Colorectal cancer (CRC) is the third cause of cancer death worldwide. CRC arises from adenomatous polyps (adenomas) which are initially benign; however, with time some of them can become malignant. Currently, the standard approach to reduce CRC-related mortality is to perform regular screening in search for polyps and colonoscopy is the screening tool of choice. During the examination, clinicians visually inspect intestinal wall in search of polyps. Once detected, they are resected and sent for histological analysis to determine their degree of malignancy and define the corresponding treatment the patient should undertake.
Though colonoscopy is still considered as the gold standard for colon screening, it presents some drawbacks being its miss-rate the most relevant of them (some polyps are still missed, specially those small/hidden behind folds). Besides, though several visual classification protocols are being tested, actual colonoscopy still needs of lesion removal to obtain an accurate diagnosis of lesions’ degree of malignancy.

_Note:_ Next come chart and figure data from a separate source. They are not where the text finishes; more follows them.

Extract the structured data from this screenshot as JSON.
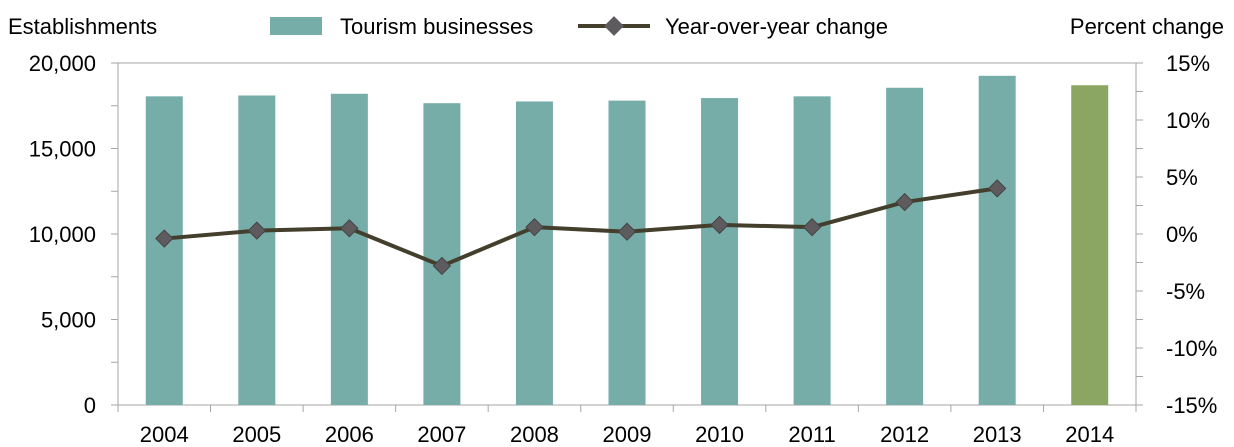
{
  "chart_data": {
    "type": "bar",
    "categories": [
      "2004",
      "2005",
      "2006",
      "2007",
      "2008",
      "2009",
      "2010",
      "2011",
      "2012",
      "2013",
      "2014"
    ],
    "series": [
      {
        "name": "Tourism businesses",
        "type": "bar",
        "axis": "left",
        "values": [
          18050,
          18100,
          18200,
          17650,
          17750,
          17800,
          17950,
          18050,
          18550,
          19250,
          18700
        ],
        "color": "#76ada9",
        "highlight": {
          "index": 10,
          "color": "#8ba663"
        }
      },
      {
        "name": "Year-over-year change",
        "type": "line",
        "axis": "right",
        "values": [
          -0.4,
          0.3,
          0.5,
          -2.8,
          0.6,
          0.2,
          0.8,
          0.6,
          2.8,
          4.0,
          null
        ],
        "color": "#433f2c",
        "marker_color": "#5d5b5d"
      }
    ],
    "ylabel": "Establishments",
    "ylabel_right": "Percent change",
    "ylim": [
      0,
      20000
    ],
    "ylim_right": [
      -15,
      15
    ],
    "yticks": [
      "0",
      "5,000",
      "10,000",
      "15,000",
      "20,000"
    ],
    "yticks_right": [
      "-15%",
      "-10%",
      "-5%",
      "0%",
      "5%",
      "10%",
      "15%"
    ],
    "grid": false,
    "legend": "top-center"
  }
}
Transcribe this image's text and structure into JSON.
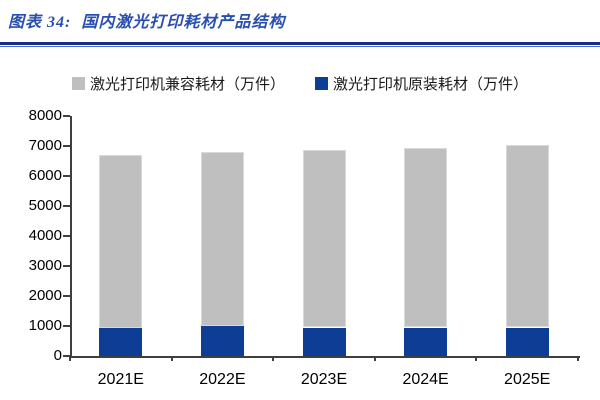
{
  "header": {
    "title": "图表 34:  国内激光打印耗材产品结构"
  },
  "colors": {
    "title_blue": "#2950AE",
    "divider_navy": "#152F7D",
    "divider_light": "#4169C8",
    "axis": "#3f3f3f",
    "bar_gray": "#BFBFBF",
    "bar_blue": "#0E3D96"
  },
  "chart_data": {
    "type": "bar",
    "stacked": true,
    "title": "国内激光打印耗材产品结构",
    "figure_label": "图表 34",
    "categories": [
      "2021E",
      "2022E",
      "2023E",
      "2024E",
      "2025E"
    ],
    "series": [
      {
        "name": "激光打印机兼容耗材（万件）",
        "color": "#BFBFBF",
        "stack_position": "top",
        "values": [
          5750,
          5800,
          5920,
          5980,
          6090
        ]
      },
      {
        "name": "激光打印机原装耗材（万件）",
        "color": "#0E3D96",
        "stack_position": "bottom",
        "values": [
          950,
          1000,
          950,
          950,
          950
        ]
      }
    ],
    "stacked_totals": [
      6700,
      6800,
      6870,
      6930,
      7040
    ],
    "ylim": [
      0,
      8000
    ],
    "yticks": [
      0,
      1000,
      2000,
      3000,
      4000,
      5000,
      6000,
      7000,
      8000
    ],
    "xlabel": "",
    "ylabel": "",
    "legend_position": "top",
    "grid": false
  }
}
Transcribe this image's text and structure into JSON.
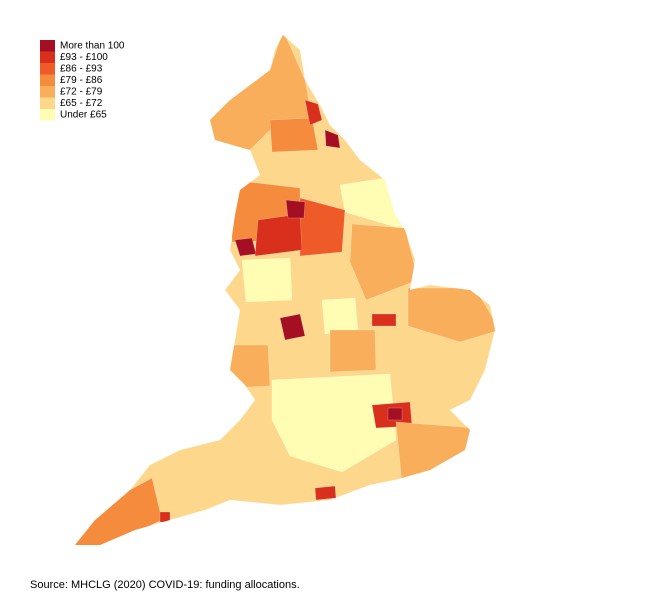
{
  "legend": {
    "items": [
      {
        "label": "More than 100",
        "color": "#a50f24"
      },
      {
        "label": "£93 - £100",
        "color": "#d9301e"
      },
      {
        "label": "£86 - £93",
        "color": "#ee5b28"
      },
      {
        "label": "£79 - £86",
        "color": "#f58b3c"
      },
      {
        "label": "£72 - £79",
        "color": "#f9ae5b"
      },
      {
        "label": "£65 - £72",
        "color": "#fdd88c"
      },
      {
        "label": "Under £65",
        "color": "#fffdb4"
      }
    ]
  },
  "source": "Source: MHCLG (2020) COVID-19: funding allocations."
}
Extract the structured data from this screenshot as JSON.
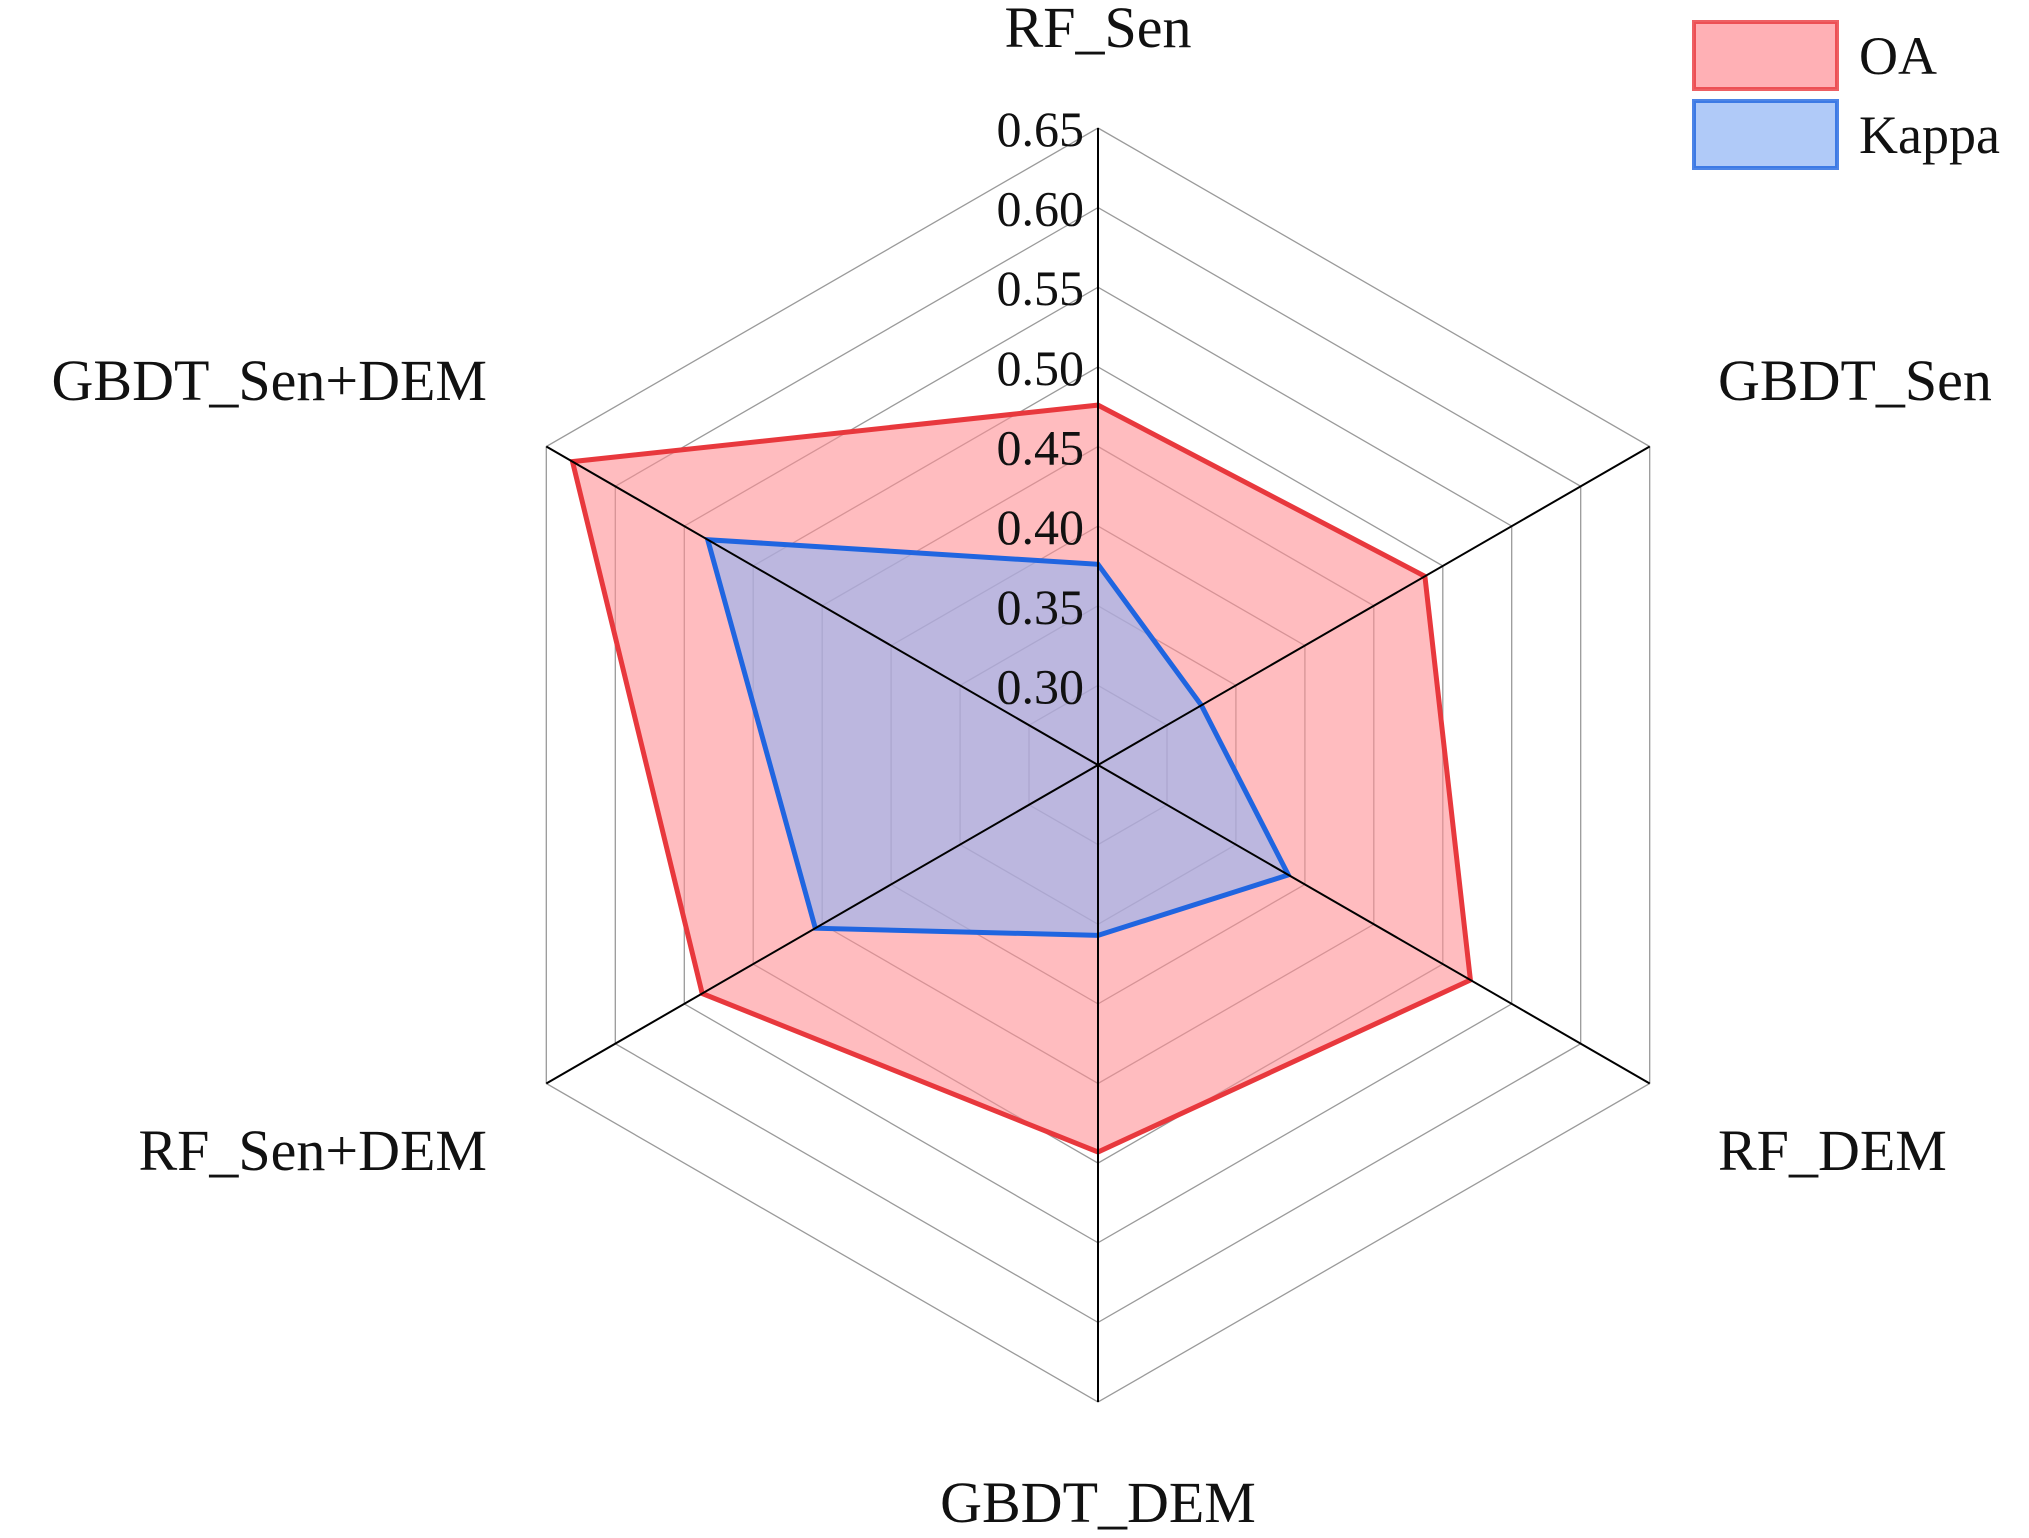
{
  "chart_data": {
    "type": "radar",
    "categories": [
      "RF_Sen",
      "GBDT_Sen",
      "RF_DEM",
      "GBDT_DEM",
      "RF_Sen+DEM",
      "GBDT_Sen+DEM"
    ],
    "series": [
      {
        "name": "OA",
        "values": [
          0.476,
          0.487,
          0.52,
          0.493,
          0.537,
          0.631
        ],
        "color": "#e8383d",
        "fill": "#ff8f95"
      },
      {
        "name": "Kappa",
        "values": [
          0.376,
          0.325,
          0.388,
          0.357,
          0.455,
          0.533
        ],
        "color": "#2065e0",
        "fill": "#8fb4f5"
      }
    ],
    "ticks": [
      "0.30",
      "0.35",
      "0.40",
      "0.45",
      "0.50",
      "0.55",
      "0.60",
      "0.65"
    ],
    "range": [
      0.25,
      0.65
    ],
    "legend_position": "top-right",
    "grid": true
  }
}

Our objective is to develop computational support tools to aid clinicians in all stages of colonoscopy procedures: from lesion detection to diagnosis, going also through efficient navigation and assessment of trainee skills. Our methodologies are built in cooperation with experts from Hospital Clinic of Barcelona, Spain in order to develop solutions that are really focused on actual clinical needs. Considering our 20-year expertise on Machine Vision, we also aim at offering efficient solutions that are able to meet real-time constraints, compulsory for a given computational system in order to be clinically useful.